In an ideal world there would be no drug abuse, no alcohol abuse and no one would ruin their lives. Unfortunately the real world is far from ideal. I've chosen to cover the topic of drug and alcohol abuse from a very different angle than it is normally looked at. Like many problems in life, most of us neglect to concern ourselves unless we are directly affected by the problem itself. It's easy to ignore the drug addicts who are ruining their lives and sometimes the lives of those around them. But what about when that drug addict is your mother, your brother, your best friend or your soulmate? If it was your loved one who needed medical care and treatment for addiction wouldn't you want them to get the help they need? The good news is that attention is being drawn to the issue of substance abuse in New England. In 2014 national health care law will require that insurers begin covering addiction treatment. A growing number of addiction clinics in and around Massachusetts are putting their efforts towards better care and treatment for substance abusers. Instead of simply using methadone to treat addiction, clinics in and around Massachusetts are now including additional treatments to patients.

For years treatment clinics simply prescribed a patient methadone and sent them home. It has long been used as an anti-addictive used for patients suffering from an opioid dependency. But there seems to be something wrong with the concept of treating a drug addict with another addictive substance to ween him or her off from the original narcotic. According to the U.S. National Center for Health Statistics 3,849 deaths were linked to methadone in 2004. So clearly there is more that needs to be done than just sending the drug addict home with a new drug. The Dorchester clinic has added a primary care doctor to its staff on Friday mornings. Now patients at this clinic can be treated for high blood pressure, high cholesterol and many other common health problems. When you think about it, most of these addicts haven't seen a doctor in years. Their lives have been in a downward spiral due to their drug addiction. It's not just the addiction that they need to overcome and get a hold of, they need to regain hold of their own health and bodies.

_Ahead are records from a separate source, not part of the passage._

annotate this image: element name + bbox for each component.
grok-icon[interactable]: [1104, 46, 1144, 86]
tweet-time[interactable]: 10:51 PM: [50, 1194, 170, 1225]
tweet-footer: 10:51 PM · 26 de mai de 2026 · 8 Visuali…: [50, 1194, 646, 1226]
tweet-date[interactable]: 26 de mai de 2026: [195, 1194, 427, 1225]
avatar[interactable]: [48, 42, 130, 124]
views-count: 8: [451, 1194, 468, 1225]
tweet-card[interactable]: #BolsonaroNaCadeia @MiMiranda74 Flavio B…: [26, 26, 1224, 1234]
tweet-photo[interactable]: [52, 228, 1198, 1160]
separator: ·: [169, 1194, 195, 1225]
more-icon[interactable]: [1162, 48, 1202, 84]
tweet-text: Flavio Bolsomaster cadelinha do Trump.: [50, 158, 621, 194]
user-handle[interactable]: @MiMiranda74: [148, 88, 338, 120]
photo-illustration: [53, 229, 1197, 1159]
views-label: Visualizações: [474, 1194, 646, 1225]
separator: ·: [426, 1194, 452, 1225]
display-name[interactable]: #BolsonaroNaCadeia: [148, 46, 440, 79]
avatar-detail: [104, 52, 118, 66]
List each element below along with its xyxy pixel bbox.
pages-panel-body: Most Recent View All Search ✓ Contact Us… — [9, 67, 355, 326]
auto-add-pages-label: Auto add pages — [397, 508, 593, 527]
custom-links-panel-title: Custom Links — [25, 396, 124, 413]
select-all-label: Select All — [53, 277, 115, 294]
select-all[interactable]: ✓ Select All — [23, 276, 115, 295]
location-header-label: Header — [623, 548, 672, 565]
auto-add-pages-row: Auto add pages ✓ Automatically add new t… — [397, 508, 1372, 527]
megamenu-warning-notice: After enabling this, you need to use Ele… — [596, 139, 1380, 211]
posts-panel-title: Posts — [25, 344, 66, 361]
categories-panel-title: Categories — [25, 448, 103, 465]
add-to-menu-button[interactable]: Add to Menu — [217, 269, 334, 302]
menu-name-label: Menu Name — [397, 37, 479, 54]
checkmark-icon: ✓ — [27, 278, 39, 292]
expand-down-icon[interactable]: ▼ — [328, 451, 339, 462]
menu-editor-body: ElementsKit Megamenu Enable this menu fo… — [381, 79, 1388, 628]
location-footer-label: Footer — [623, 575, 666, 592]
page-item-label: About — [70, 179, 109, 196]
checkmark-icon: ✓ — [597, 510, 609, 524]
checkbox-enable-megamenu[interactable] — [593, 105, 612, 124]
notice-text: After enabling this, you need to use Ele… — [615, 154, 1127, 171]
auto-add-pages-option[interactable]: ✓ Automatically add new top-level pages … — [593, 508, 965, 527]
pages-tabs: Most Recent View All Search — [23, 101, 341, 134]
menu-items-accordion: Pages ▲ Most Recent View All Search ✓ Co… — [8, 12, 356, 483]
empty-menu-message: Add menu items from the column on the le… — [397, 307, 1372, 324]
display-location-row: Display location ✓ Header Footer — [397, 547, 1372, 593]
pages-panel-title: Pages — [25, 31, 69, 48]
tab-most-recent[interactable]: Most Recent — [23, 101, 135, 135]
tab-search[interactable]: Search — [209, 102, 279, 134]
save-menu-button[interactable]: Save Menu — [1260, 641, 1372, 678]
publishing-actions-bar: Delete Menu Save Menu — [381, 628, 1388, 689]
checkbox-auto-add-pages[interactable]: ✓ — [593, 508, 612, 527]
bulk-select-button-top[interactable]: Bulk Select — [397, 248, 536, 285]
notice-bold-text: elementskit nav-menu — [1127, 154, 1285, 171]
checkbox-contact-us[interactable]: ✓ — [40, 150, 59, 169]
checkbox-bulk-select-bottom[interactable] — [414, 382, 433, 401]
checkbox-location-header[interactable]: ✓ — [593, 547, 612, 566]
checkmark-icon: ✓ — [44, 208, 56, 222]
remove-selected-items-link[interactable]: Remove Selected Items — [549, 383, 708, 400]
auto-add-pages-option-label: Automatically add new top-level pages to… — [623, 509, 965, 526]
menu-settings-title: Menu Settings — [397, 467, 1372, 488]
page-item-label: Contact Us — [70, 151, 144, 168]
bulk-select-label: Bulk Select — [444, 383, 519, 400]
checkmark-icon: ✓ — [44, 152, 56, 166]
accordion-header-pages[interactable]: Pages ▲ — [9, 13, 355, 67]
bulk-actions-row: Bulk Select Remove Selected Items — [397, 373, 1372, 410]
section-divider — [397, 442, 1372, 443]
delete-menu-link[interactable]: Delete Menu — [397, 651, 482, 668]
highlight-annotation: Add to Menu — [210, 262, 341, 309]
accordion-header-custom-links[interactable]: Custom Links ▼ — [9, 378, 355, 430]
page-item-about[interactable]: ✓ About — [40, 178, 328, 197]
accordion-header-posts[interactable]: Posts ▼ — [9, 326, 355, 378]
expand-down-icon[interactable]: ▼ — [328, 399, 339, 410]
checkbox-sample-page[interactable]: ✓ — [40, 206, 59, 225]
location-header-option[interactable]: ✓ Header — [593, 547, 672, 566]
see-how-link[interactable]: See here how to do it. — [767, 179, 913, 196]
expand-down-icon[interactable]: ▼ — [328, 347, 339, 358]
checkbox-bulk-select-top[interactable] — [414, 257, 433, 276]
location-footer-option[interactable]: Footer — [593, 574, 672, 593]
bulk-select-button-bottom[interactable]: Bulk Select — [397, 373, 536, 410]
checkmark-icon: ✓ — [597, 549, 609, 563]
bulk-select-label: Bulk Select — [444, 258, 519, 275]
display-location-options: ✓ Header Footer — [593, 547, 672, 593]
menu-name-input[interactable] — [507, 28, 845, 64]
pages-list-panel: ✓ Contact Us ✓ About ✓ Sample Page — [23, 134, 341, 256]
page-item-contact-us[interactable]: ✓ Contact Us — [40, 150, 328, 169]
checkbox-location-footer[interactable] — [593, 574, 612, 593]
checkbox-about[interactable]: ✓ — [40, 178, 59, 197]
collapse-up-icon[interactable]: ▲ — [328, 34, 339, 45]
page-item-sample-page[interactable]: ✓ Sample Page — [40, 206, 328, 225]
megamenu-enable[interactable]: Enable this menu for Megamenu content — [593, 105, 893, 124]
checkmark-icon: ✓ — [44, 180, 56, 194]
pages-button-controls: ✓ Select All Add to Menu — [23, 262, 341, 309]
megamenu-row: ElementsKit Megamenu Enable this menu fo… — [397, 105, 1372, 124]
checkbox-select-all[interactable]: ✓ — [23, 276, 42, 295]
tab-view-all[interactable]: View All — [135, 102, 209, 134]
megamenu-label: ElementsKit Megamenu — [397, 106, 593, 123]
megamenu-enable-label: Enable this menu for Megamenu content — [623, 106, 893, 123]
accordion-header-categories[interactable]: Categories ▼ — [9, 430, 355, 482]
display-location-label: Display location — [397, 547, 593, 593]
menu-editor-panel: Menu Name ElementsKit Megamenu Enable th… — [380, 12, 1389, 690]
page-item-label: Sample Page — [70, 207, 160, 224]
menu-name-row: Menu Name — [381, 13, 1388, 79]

Monday, September 19, 2011

Recovery Month

It is more than half way through Recovery Month. Now where does that leave us? Somewhere between sick and well? How many people even know that September is, indeed, Recovery Month, a time to spread awareness about substance abuse and commend those around us who have overcome their struggle with addiction. Alcohol and substance abuse affects over 400,000 men and women in Massachusetts alone. Who is helping these people recover and gain hold of their lives? According to statistics released by the US Substance Abuse and Mental Health Services Administration, the number of treatment facilities in the state of Massachusetts has decreased significantly over the last four years. In addition, the state ranks one of the highest in the country for the number of people ages 18-25 who are need of treatment but are not currently receiving any. Why do we focus so much attention on prevention programs in our schools but focus significantly less attention on those who have fallen victim to the evils we are preaching about? The question isn't what more we can do, the question is where do we start from. Some clinics in Massachusetts are focusing on such questions and are trying to enhance patient care in addiction clinics around the state. These particular clinics are doing more than their jobs require: they are recognizing what else needs to be done and are taking steps towards improvement.